When my younger brother initially told me he would retire, we were hanging out in Los Angeles during the offseason. Martellus said he was ready to move on from the NFL. I tried to talk him out of it.
Martellus is only 31 years old. He's still good enough to play a few more seasons and cash a few more checks.
It took me a good two days before I realized that I was approaching him as a football player and not a loving brother.
Wait—he says he's tired. He's ready to try something else.
From that moment, my perspective changed. If his mind was telling him he should end this chapter of his life, who am I to tell him otherwise?
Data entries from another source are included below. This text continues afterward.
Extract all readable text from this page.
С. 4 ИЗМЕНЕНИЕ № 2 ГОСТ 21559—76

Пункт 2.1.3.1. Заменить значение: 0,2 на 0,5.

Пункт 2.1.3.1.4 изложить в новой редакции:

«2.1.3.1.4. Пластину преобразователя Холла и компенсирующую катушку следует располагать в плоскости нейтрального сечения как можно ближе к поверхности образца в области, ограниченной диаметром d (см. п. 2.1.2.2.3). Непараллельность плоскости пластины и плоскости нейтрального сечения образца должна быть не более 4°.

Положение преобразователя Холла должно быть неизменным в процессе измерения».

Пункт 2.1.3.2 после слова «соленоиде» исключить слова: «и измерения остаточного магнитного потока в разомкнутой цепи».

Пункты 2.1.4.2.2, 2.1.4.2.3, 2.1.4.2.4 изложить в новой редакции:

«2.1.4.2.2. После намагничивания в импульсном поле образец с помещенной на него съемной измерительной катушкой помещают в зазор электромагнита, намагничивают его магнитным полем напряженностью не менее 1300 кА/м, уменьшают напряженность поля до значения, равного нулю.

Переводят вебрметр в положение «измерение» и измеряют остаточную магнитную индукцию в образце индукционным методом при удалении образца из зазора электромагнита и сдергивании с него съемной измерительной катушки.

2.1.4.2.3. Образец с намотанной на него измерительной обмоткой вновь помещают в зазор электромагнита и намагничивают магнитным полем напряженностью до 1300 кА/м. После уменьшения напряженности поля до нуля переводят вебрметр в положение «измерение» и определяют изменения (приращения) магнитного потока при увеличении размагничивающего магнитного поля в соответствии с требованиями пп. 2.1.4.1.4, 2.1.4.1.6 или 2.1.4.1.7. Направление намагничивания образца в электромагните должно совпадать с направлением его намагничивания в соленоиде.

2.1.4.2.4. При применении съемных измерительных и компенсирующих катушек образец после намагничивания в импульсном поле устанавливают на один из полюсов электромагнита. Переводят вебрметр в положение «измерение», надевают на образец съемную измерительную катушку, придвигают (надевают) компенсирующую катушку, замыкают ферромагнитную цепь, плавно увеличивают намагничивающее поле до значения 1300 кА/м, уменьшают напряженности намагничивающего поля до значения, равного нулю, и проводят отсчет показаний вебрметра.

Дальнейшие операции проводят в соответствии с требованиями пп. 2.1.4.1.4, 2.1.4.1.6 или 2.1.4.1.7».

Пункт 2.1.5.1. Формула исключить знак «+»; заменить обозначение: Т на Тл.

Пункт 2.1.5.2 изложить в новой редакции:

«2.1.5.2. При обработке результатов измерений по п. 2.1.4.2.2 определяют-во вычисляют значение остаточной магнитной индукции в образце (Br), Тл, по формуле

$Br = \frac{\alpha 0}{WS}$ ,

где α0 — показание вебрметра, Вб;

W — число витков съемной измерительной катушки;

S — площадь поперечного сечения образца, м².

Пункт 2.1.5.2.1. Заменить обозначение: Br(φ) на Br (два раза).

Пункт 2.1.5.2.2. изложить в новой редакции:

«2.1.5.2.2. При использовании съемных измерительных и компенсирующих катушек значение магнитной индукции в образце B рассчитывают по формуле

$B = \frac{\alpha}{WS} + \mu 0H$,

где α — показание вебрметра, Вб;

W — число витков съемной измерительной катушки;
It's what I've always admired about my brother. He remains true to himself and his deepest desires, no matter the circumstances.
When people described him as an immature player not focused on football when he played for the Dallas Cowboys, Martellus rose above the noise to become a Pro Bowl tight end and eventual Super Bowl champion. As more tight ends are almost exclusively pass-catchers, he was willing to block and do the things nobody else wanted to do.
While other athletes took vacations after a long season to unwind, I watched Martellus pour his money into creating The Imagination Agency to visually spark the next generation of creative minds. He attacked it with the same discipline, hard work and dedication as he did his football career.
Imagine having to go through the physical and mental demands of a professional football player, then running an entire business on top of that—being hands-on with every visual, every idea, every decision.
A lot of times, Martellus doesn't sleep. He has books he's writing, or he's pouring all this time into these different ideas. It's like watching him have another baby, an intellectual baby, that he put his all into. He's one of those rare human beings who is able to be a superhero, a super father and a super creator.
It's humbling to watch from the sideline how Martellus hasn't allowed his profession to place him in a box, fighting through the gravitational pull of what society expects an athlete to be. He used his platform to branch off and become an entrepreneur, an author, a rapper, a film director and a cartoonist.
When Martellus showed me the retirement statement he would release a few days later, I busted out laughing. It was so him. It carried the intellectual yet humorous tone you'd expect from Richard Pryor or Dick Gregory.
It was how he wanted to end this chapter. Athletes never leave this much money on the table, but it goes to show how brave Martellus is. How much he believes in himself.
He's always been seeking to bring his next creative thought to life. Now he gets to pursue that full-time.
Michael Bennett is a defensive end for the Philadelphia Eagles, a three-time Pro Bowler, Super Bowl XLVIII champion and brother of Martellus Bennett.